The word pure echoes in my head like a gunshot.
Too pure. Too innocent.
My words.
The ones I used every time to keep her at arm’s length. Every time I told myself I was protecting her instead of just being afraid.
She swallows hard.
“So I thought maybe if I stopped being that…if I stopped being the girl no one wanted to touch…then maybe it wouldn’t hurt so much anymore.”
My chest burns.
I say nothing, because if I speak, I might shatter the fragile calm she’s clinging to.
And because the truth is crashing down on me all at once.
She didn’t give herself to a stranger because she wanted him.
She did it because I taught her that what made her gentle made her unlovable.
Every push. Every ignored call and text. Every rejection. I built the road that led her straight into the hands of a rapist.
If I had just accepted what I felt.
If I had made her mine instead of pushing her away.
If I had chosen her the way she deserved.
None of this would have happened.
The rage isn’t loud. It doesn’t explode.
It sinks deep. Heavy. Permanent.
I lean closer, careful not to jostle her, my voice low and steady.
“Abigail,” I say quietly. “Nothing about you was ever wrong. Not your softness. Not your innocence. Not the way you loved.”
Her lip trembles.
“And nothing you were,” I continue, “gave anyone the right to hurt you.”

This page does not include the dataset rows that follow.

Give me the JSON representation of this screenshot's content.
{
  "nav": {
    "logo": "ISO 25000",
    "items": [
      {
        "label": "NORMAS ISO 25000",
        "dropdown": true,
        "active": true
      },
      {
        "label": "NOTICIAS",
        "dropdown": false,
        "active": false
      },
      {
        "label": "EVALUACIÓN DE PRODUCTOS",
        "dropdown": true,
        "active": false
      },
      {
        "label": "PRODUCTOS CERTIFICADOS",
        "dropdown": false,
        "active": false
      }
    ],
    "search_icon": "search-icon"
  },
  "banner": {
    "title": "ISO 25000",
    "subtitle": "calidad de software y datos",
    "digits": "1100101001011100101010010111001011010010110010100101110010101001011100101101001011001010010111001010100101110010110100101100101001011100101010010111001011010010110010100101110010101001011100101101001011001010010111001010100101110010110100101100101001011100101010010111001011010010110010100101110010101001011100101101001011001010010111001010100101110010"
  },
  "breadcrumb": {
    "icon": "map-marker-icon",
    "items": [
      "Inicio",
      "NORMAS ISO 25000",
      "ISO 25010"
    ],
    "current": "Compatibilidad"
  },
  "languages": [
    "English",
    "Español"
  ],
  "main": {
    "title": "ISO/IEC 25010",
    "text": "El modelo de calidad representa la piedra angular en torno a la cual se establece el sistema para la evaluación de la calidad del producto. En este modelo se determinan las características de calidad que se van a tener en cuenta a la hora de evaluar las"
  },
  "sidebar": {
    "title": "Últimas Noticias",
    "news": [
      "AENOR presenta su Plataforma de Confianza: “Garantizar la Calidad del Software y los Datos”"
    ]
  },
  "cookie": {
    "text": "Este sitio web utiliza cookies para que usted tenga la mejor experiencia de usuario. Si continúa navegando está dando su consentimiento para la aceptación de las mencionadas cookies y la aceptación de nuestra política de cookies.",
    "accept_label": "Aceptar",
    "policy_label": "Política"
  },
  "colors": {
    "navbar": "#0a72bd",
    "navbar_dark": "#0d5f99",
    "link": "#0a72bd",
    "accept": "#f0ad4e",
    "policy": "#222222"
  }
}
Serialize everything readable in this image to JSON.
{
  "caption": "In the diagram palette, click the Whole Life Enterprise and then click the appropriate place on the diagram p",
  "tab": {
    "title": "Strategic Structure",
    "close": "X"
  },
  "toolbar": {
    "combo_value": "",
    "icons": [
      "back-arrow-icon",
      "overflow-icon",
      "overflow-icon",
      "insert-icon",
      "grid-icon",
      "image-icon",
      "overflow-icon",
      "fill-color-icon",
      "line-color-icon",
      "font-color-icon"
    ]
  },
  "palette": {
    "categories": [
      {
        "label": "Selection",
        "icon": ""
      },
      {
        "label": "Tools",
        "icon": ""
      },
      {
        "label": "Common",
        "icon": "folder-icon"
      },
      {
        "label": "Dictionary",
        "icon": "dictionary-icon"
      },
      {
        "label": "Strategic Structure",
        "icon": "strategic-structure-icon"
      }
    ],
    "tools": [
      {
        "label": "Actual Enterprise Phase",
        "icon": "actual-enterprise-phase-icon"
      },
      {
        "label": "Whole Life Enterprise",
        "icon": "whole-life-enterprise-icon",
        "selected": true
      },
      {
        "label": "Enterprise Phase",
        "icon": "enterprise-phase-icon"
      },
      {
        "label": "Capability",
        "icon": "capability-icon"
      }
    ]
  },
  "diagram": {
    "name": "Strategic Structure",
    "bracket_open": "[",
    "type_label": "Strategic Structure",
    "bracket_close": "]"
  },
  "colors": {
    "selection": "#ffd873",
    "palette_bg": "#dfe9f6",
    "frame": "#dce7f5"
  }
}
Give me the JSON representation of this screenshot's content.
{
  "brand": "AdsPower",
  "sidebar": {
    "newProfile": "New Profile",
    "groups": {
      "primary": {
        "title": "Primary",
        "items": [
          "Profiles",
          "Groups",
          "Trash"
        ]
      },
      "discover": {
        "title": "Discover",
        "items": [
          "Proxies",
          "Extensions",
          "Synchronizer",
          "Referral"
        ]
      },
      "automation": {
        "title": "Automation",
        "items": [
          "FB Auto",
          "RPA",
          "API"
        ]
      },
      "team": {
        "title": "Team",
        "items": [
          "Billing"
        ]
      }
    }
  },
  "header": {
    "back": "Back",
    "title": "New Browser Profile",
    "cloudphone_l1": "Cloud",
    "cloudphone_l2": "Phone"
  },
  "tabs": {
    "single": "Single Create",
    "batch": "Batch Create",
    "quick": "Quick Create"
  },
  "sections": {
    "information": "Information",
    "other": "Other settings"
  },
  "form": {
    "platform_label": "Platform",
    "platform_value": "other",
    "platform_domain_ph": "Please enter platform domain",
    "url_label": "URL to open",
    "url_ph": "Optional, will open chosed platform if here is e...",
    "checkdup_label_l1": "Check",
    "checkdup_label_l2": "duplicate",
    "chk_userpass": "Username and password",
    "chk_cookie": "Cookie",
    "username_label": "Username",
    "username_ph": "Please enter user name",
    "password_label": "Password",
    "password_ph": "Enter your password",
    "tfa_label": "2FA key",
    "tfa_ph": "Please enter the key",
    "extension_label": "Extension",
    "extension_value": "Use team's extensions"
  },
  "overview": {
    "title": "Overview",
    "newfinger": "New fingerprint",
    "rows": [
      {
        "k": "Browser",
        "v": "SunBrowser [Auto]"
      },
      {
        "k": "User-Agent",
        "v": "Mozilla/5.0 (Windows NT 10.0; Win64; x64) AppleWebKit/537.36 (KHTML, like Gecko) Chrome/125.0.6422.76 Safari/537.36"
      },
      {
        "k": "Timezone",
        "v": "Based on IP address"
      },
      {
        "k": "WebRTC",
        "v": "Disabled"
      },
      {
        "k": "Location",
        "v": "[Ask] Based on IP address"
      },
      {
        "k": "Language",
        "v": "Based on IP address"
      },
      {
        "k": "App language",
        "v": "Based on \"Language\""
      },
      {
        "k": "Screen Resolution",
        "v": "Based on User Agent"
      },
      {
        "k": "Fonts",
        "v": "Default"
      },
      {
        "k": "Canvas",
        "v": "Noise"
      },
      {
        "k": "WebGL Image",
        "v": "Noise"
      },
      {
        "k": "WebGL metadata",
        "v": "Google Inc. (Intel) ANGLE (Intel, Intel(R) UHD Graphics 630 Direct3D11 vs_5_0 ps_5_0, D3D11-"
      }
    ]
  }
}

She finally looks at me then, eyes glassy, searching.
I meet her gaze and hold it.
And I make myself a silent promise I will carry for the rest of my life.
I will never let her believe she has to break herself to be chosen again.
Not by me.
Not by anyone.
“I’m so fucking sorry, baby,” I say, not caring that my voice breaks. “None of this would’ve happened if I’d just admitted how much I love you. I was stupid. I thought I was doing what was best for you, but all I did was make us both miserable.”
I swallow hard.
“I’ve always chosen you, Abigail. I just didn’t realize that pushing you away would also push you away from your family. That ends now. I’m done doing that. You’re mine, sweet girl, and I’ll spend the rest of my life trying to be worthy of you.”
She looks at me then.
For a split second, hope flickers in her eyes.
And then it dies.
“I’ve dreamed of this moment,” she whispers. “I’ve prayed for the day you finally realized we were meant to be together.”
I nod, my chest tight.
“But it’s too late now.”
The words are quiet. Final.
She turns away from me and looks out the window.
And for the first time, I understand something that terrifies me more than losing her ever did. Something I think she learned by me not admitting I loved her back.
Love doesn’t always get to be enough.